Solitude, the oldest building on Virginia Tech’s Blacksburg campus, has several painful chapters in its past, including the enslavement by the Preston family of workers on the site beginning in the early 19th century. This past summer, descendants of some of those workers visited, for the first time, the land and structures their ancestors had helped build and cultivate. Among those structures was a restored outbuilding.  

The previous spring, Virginia Tech’s Board of Visitors had memorialized the tiny three-room building with a unanimous motion to name it the Fraction Family House at Solitude, in honor of the Fraction, McNorton, and Saunders families who had lived there over the decades. That dedication ended the invisibility of enslaved persons in the foundation of the university, says Ellington Graves, assistant provost for diversity and inclusion at Virginia Tech and director of the Africana Studies program in the College of Liberal Arts and Human Sciences.

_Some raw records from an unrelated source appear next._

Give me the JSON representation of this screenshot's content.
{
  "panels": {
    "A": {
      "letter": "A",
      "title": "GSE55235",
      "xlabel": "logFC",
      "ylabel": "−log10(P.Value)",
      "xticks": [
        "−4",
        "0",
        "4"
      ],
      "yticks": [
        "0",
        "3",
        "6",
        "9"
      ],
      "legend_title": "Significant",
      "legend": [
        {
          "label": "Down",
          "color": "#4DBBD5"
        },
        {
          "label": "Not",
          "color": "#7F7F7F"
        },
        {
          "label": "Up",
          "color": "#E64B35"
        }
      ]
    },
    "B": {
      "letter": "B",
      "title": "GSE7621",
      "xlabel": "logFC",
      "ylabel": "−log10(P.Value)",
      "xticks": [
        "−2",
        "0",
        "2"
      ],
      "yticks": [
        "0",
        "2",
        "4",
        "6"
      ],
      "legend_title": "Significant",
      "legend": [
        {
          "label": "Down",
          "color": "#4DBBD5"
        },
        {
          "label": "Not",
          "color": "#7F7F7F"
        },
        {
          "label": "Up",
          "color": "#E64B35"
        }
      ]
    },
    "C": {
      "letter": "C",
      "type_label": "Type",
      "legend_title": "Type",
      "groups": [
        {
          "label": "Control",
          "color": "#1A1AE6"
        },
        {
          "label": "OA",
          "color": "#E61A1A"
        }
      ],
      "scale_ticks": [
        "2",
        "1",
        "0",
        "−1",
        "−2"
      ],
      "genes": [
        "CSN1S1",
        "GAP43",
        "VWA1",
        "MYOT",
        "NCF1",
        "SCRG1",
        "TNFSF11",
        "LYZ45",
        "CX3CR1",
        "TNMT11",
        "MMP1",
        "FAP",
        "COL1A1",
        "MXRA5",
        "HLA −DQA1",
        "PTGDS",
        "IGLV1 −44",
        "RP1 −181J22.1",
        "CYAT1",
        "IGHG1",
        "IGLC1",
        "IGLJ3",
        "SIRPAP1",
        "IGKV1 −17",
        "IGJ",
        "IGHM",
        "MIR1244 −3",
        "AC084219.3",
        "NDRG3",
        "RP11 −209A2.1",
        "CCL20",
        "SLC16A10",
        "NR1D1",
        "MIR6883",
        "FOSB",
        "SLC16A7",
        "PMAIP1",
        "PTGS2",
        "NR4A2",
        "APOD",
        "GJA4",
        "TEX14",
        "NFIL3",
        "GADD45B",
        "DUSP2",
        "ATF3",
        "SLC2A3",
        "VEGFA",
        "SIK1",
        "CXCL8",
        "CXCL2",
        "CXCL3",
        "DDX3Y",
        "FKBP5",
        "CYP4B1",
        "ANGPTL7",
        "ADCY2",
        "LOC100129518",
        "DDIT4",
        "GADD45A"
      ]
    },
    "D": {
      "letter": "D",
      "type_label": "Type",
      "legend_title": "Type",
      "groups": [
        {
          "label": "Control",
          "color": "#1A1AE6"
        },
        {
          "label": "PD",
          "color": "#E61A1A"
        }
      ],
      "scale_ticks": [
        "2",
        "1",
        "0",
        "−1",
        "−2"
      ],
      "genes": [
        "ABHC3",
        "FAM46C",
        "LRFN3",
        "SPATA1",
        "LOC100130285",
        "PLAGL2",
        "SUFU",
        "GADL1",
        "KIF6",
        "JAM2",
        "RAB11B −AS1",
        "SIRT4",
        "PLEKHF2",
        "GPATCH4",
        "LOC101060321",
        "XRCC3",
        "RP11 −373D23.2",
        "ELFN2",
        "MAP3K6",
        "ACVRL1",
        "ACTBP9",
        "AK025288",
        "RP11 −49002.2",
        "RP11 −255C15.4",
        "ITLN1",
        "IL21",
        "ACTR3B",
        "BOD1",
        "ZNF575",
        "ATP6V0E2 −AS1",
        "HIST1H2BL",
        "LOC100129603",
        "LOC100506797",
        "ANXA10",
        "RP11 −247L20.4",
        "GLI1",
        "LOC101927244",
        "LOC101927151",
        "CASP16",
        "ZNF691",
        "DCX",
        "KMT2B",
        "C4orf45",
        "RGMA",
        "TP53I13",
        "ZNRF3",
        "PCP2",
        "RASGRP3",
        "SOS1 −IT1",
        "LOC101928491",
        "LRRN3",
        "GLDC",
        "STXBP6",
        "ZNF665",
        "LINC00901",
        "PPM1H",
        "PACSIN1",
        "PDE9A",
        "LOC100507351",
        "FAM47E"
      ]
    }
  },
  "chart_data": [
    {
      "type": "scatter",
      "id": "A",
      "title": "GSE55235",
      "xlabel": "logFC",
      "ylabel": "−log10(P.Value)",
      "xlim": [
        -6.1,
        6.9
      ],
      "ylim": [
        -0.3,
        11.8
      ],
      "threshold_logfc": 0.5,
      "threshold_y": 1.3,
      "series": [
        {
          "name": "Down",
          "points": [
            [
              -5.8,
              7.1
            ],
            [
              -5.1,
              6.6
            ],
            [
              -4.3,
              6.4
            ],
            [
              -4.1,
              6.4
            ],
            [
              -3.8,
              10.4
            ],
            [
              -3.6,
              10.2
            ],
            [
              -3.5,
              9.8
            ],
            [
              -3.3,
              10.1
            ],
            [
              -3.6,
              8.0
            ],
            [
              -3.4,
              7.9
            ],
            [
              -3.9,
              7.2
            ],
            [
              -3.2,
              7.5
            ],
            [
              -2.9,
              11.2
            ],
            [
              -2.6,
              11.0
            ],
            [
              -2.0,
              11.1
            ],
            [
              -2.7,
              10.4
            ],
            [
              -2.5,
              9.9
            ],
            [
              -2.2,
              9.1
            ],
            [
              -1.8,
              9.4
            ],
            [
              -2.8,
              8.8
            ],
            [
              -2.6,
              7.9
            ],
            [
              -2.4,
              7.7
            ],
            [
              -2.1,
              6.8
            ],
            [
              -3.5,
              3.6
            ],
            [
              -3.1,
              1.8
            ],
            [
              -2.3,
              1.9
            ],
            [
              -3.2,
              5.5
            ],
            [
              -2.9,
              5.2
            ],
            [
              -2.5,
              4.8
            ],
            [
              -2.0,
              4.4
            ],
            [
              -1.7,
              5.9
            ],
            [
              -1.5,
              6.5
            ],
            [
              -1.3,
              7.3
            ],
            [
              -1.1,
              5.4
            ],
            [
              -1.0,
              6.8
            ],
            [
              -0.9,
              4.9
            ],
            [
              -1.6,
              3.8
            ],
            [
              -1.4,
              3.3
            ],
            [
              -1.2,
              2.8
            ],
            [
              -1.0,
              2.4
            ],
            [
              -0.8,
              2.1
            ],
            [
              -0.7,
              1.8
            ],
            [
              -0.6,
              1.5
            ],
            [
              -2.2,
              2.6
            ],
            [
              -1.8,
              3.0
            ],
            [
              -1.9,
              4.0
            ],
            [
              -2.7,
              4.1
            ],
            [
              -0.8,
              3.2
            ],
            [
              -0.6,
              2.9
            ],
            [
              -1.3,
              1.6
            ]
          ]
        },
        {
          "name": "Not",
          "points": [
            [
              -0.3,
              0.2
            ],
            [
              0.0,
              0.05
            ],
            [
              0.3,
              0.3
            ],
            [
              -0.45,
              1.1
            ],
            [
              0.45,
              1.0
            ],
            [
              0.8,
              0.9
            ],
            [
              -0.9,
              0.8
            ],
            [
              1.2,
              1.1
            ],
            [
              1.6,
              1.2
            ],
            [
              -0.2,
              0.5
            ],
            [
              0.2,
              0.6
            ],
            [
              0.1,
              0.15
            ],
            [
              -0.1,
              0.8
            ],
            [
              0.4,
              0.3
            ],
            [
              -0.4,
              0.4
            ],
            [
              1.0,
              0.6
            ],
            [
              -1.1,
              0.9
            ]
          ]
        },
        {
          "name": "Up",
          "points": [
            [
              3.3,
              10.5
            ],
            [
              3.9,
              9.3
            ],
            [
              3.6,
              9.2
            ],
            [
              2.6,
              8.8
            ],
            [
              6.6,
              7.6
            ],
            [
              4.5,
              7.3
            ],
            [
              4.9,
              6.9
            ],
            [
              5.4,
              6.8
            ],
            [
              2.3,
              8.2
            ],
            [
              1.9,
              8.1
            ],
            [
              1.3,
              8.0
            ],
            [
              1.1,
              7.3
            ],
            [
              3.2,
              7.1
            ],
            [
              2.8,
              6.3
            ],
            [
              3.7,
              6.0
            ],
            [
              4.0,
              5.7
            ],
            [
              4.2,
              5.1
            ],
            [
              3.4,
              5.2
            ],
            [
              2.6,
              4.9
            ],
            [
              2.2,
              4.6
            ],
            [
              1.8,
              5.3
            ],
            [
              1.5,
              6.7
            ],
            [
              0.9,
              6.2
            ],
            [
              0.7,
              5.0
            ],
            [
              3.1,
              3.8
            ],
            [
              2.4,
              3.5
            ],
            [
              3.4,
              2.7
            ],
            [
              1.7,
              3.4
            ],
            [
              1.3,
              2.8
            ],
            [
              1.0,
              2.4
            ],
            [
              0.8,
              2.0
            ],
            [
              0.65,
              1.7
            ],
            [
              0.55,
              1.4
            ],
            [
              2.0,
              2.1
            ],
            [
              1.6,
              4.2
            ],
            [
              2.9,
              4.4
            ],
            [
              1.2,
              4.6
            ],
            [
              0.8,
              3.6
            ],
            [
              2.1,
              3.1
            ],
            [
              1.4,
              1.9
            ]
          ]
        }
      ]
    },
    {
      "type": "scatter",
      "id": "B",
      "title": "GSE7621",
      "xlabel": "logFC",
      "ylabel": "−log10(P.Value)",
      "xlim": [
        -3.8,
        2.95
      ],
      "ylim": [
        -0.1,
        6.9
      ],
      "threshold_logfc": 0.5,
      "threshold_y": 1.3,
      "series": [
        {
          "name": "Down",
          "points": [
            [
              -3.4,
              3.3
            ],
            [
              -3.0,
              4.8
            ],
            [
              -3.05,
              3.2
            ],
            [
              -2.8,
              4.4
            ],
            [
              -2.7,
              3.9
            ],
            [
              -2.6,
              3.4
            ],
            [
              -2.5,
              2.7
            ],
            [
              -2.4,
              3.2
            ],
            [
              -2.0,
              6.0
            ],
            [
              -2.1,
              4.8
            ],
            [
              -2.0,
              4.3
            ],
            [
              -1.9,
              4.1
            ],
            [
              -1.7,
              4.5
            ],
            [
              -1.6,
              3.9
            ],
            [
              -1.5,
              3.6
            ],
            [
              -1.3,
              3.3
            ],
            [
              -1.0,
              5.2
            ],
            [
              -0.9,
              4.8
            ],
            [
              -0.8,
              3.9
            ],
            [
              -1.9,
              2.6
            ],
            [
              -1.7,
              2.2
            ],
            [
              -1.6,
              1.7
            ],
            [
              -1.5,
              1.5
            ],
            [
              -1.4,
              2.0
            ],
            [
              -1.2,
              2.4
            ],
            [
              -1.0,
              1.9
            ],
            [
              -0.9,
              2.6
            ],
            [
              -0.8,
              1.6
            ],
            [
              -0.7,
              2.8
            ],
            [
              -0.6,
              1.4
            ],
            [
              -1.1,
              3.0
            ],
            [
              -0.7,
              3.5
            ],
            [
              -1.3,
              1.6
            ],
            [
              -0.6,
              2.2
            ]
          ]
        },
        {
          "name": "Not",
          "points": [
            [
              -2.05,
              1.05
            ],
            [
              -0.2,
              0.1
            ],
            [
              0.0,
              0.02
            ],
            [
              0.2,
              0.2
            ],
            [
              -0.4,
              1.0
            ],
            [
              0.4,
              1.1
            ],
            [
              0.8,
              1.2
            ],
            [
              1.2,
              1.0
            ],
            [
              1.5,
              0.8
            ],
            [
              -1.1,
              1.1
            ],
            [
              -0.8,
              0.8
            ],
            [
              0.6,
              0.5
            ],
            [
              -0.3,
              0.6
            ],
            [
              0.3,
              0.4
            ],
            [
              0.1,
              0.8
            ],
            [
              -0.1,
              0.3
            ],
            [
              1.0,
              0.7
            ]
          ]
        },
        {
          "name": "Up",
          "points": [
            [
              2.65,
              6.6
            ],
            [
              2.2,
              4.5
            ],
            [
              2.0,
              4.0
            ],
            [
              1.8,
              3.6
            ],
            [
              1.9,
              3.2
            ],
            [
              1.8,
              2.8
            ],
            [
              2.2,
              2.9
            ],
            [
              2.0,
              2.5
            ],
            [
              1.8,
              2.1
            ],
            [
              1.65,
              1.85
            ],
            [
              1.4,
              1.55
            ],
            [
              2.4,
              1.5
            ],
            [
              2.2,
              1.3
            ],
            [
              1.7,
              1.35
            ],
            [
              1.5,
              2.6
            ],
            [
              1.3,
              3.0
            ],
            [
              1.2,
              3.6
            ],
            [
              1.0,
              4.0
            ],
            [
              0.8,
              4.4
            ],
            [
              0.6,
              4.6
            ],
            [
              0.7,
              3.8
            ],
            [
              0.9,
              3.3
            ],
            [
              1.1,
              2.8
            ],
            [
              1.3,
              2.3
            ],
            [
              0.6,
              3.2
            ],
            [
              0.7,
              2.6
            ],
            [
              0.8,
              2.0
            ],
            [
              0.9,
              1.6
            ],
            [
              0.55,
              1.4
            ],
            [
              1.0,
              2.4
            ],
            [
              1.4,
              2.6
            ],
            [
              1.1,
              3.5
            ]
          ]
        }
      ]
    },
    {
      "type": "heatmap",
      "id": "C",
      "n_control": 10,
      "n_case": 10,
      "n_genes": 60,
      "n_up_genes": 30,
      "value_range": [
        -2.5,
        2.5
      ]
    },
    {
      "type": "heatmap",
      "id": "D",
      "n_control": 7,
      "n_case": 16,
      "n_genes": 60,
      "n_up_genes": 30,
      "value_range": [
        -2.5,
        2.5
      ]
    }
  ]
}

“This increases the likelihood that we don’t simply celebrate the Prestons without acknowledging their culpability in slaveholding,” Graves says. “These shifts in perspective highlight the salience of race in discussions about the foundation of the university and its traditions, contrary to the tendency to treat racial justice as a recent and tangential issue.”

The official acknowledgment came several years after Kerri Moseley-Hobbs, author of More than a Fraction, contacted the university to learn more about her ancestor, Thomas Fraction, who had been enslaved on the plantation.

The official naming of the Fraction Family House solidified her ancestors’ return to the area where they once worked and longed to stay, but from which they were cast away, she says.

“It feels like the naming was a spiritual homecoming for all of them who actually wanted to build their homes there,” Moseley-Hobbs says. “It’s like vindication. You were right, you have a right to be there, and now you get to go home.”